Soudain, des cris s’élèvent de la plage, un craquement terrible de bois qui éclate en mille morceaux. Le temps de me lever de ma chaise, j’ai  juste pu voir arriver la mer déferlante vers la première rangée de bungalows et les exploser pareils à de simples jouets qu’on écraserait.  J’observe le visage du serveur Sri lankais et réalise en même temps que lui qu’il n’avait jamais vu ça, auparavant,  de toute sa vie d’homme.  La balançoire où se rendait  après le petit-déjeûner l’enfant de quatre ans, est frappée par l’eau, elle se balance dans tous les sens, vide.  Où est l’enfant ? Mon sang se glace dans mes veines.  J’arrache mon sac de ma chaise, je devais pour sortir de l’endroit ouvrir un portail bas fermé d’un loquet, dans ma précipitation, incapable de l’ouvrir, je sautai par-dessus, malgré mes tongs.

Courir, crier, crier, courir en hurlant. La mer ! La mer ! – je suis sûre de ne pas courir assez vite, de ne pas crier assez fort. Je ne me retourne pas mais cours désespérée, où sont les enfants ? Derrière moi, un bruit épouvantable de destruction, de hurlements. Ne pas se retourner. A ce moment-là on ne pense qu’à la survie, même la peur ne vous atteint plus immédiatement, elle vous paralyserait. Il suffit de quelques secondes pour me déshumaniser, tout entière devenue animale, seul l’instinct de survie paraît me dominer. Il me faut sauver les enfants, toujours courir, courir encore plus vite.

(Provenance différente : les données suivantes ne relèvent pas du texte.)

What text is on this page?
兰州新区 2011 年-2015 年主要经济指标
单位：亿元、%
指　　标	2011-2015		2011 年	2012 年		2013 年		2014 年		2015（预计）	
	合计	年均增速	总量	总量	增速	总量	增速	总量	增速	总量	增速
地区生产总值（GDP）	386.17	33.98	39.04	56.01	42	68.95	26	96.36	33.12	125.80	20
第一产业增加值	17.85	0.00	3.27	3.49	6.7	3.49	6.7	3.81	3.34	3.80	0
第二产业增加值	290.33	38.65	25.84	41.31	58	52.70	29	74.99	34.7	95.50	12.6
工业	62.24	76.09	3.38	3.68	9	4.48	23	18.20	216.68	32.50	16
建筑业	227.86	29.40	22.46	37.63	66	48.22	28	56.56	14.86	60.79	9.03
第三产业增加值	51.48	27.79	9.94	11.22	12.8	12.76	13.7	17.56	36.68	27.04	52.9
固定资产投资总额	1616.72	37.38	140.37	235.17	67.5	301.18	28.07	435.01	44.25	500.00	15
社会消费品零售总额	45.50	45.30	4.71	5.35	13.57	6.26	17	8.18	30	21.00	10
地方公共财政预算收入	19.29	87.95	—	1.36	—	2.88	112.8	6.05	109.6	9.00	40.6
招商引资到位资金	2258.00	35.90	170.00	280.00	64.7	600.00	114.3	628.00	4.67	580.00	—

Mon  compagnon sort du bureau de la réception,  il me voit affolée, regarde derrière moi et voit la mer qui semble me courir après tel un chien enragé. Il se précipite vers le bungalow des filles qui se préparaient, monte les marches des escaliers quatre à quatre. Les deux grandes qui avaient entendu mes hurlements s’étaient enfermées dans les toilettes en croyant à une attaque tamoule, il leur somme d’ouvrir la porte.  Lorsque j’ai l’ai vu revenir avec la petite dans les bras, alors que le doute s’était installé dans ma tête qu’elle se trouvait être sur  la balançoire, déjà disparue, m’émut tellement que je faillis m’affaisser et sangloter de soulagement.